Un problema tipico nella gestione fiscale di queste situazioni è legato all’attività svolta in più Stati, come nei Gran Premi di Formula 1, nei tornei tennistici o nelle competizioni calcistiche di Champions League o Europa League. Il Commentario all’articolo 17 del modello OCSE, paragrafo 9.2, afferma che:
- Se il compenso è direttamente legato allo Stato dove la performance è stata svolta, si considera prodotto in tale Stato.
- Se non esiste una correlazione diretta, vale il criterio temporale.
Il Commentario esemplifica il principio riferendosi agli artisti, chiarendo che se un cantante riceve per una tournée un compenso fisso e il 5% dei ricavi del botteghino per ciascun concerto, il primo importo è ripartito tra i vari Stati in base al numero di concerti svolti, mentre il secondo è imputato in base a quanto percepito.
Interessante, sotto questo aspetto, è la risposta dell’Agenzia delle Entrate con la Risoluzione 79 del 16 giugno 2006, che chiarisce che i compensi erogati da una squadra italiana a ciclisti professionisti tedeschi non sono imponibili in Italia se relativi a corse ciclistiche effettuate all’estero.

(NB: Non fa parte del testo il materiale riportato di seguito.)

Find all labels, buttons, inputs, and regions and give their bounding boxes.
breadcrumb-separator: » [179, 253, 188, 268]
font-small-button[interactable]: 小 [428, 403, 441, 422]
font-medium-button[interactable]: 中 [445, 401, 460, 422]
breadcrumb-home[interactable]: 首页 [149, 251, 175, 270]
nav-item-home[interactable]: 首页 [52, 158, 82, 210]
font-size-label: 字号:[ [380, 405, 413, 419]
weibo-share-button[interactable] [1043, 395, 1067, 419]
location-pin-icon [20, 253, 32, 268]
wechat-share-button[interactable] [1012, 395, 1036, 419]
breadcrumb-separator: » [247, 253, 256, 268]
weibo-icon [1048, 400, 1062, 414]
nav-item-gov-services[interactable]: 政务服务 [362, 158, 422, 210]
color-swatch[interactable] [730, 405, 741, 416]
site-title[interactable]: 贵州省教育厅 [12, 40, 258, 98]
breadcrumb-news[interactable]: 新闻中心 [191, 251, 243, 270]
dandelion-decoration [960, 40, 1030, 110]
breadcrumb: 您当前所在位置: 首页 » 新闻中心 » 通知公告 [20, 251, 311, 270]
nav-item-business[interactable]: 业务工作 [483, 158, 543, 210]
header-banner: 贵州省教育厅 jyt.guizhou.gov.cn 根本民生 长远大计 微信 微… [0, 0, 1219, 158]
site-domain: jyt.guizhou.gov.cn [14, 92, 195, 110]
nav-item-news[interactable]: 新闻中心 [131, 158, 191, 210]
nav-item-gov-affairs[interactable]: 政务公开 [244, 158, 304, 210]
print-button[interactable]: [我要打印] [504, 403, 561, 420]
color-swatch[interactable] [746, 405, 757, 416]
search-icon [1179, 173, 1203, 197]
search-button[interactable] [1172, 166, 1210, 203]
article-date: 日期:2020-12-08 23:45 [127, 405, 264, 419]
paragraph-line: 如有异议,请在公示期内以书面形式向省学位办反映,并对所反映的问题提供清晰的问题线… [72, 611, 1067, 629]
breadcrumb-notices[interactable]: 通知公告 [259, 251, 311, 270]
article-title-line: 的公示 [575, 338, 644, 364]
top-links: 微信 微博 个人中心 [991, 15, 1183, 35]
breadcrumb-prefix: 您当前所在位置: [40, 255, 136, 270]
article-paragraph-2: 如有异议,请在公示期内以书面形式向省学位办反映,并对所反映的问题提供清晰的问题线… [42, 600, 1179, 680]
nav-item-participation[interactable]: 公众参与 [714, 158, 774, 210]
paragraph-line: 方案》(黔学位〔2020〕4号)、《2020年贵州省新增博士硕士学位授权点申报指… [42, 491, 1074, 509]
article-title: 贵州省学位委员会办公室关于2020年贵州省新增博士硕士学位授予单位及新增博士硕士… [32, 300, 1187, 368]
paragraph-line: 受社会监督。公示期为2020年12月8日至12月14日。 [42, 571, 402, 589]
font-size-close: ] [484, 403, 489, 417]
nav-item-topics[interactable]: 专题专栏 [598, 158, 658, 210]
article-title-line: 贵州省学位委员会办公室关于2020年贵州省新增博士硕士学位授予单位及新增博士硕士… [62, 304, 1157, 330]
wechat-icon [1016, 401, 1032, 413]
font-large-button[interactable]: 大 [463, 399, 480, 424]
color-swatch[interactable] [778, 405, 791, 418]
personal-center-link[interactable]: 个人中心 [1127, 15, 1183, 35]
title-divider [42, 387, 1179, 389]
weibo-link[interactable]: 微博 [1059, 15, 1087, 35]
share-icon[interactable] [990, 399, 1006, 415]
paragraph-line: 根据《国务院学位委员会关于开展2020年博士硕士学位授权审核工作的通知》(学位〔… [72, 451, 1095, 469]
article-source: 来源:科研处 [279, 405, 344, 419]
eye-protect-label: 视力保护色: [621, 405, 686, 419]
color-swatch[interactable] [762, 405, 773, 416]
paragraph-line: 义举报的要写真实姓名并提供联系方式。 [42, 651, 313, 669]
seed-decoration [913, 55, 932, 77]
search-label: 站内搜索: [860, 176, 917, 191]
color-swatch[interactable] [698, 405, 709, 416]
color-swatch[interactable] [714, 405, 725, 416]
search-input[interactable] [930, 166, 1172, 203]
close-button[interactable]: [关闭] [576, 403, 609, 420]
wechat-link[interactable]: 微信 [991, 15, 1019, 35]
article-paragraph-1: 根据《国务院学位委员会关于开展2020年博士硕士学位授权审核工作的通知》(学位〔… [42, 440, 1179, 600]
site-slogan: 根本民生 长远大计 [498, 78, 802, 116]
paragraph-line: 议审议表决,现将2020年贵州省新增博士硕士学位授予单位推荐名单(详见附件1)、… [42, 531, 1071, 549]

La risposta spiega che “l’art. 17 della Convenzione Italia-Germania attribuisce al paese della fonte la potestà impositiva concorrente sui soli redditi derivanti da prestazioni rese nel territorio dello Stato, senza rilevanza della residenza del soggetto che corrisponde il compenso. L’elemento che radica il reddito in esame al territorio dello Stato secondo la Convenzione è il luogo di svolgimento delle specifiche prestazioni personali dell’artista o dello sportivo e non l’intera attività sportiva o artistica ovunque svolta dal non residente. Ne consegue che per i redditi imputabili a giornate di gara svolte fuori dall’Italia non sussiste il potere impositivo dello Stato, ai sensi dell’articolo 17 della Convenzione, né sono applicabili le regole di diritto interno di fronte a specifiche disposizioni convenzionali. In presenza di un contratto che regola unitariamente il rapporto di lavoro tra una società residente e uno sportivo non residente, è possibile ripartire il compenso contrattuale in relazione alle giornate di gara (tappe ciclistiche) svolte in Italia e quelle svolte all’estero.”
In questo caso, quindi, è stato ritenuto corretto assoggettare alla ritenuta prevista dall’art. 24 comma 1-ter del DPR 600/73 (rapporti di collaborazione coordinata e continuativa) la sola quota parte relativa alle giornate di gara svolte in Italia (cosiddetta “duty days formula”).